There’s a deep emotional resonance to smoking, and many people are afraid of losing their friends and the things they love doing if they quit smoking.

Most smokers, around 70%, say they want to quit. But only 4% to 7% succeed without any help.

By the way, even if you don’t care about your own health, care about others around you. Second-hand smoke – smoke inhaled by being in the vicinity of smokers – is also very harmful. It’s also unfair to those around you because they didn’t ask for it.

There is no “safe” amount of second-hand smoke.

What other health problems can be caused by smoking?

Other than cancer, smoking can cause or lead to heart diseases (heart attacks, angina), aneurysms in blood vessels, and blood vessel disease of the arms and legs (peripheral vascular disease), which results in poor blood flow.

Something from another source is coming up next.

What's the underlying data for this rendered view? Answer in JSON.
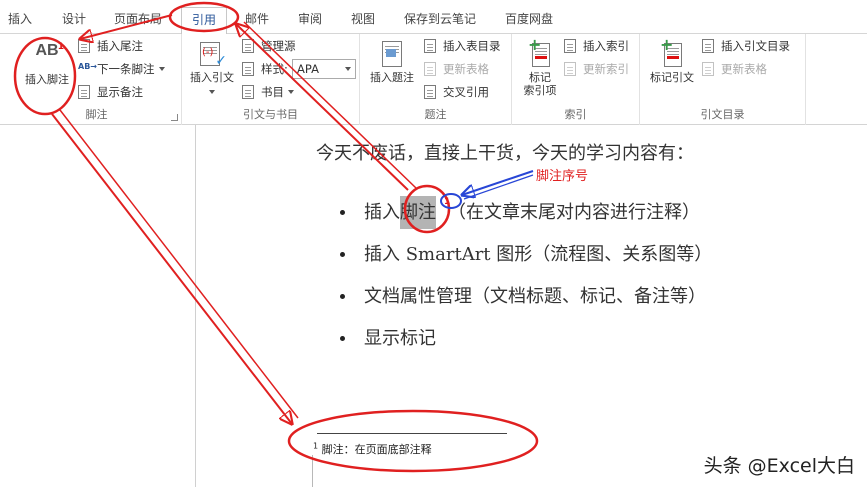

It is also a factor for stroke.

In the lungs, in addition to cancer, bronchitis, and emphysema, it makes asthma or pneumonia worse.

It has also been linked to cataracts, macular degeneration of the eye, osteoporosis, hip fractures, gum disease, and peptic ulcers.

Smokers are also more likely to have erectile dysfunction. It’s also very bad for pregnant women, and particularly damaging to the child you carry.

I am told that smoking reduces life expectancy. Is this true? Does it mean you die earlier?

In general, male smokers lose an average of 13.2 years in life and females 14.5 years of life. That’s a lot of years to lose!

Smoking also limits your quality of life.

In addition to the possible diseases you might get, it’s harder for you to breathe, walk, get around in life, or work.

(Dr YLM graduated as a medical doctor, and has been writing for many years on various subjects such as medicine, health advice, computers and entertainment. The information contained in this column is for general educational purposes only. Neither The Star nor the author gives any warranty on accuracy, completeness, functionality, usefulness or other assurances as to such information. The Star and the author disclaim all responsibility for any losses, damage to property or personal injury suffered directly or indirectly from reliance on such information).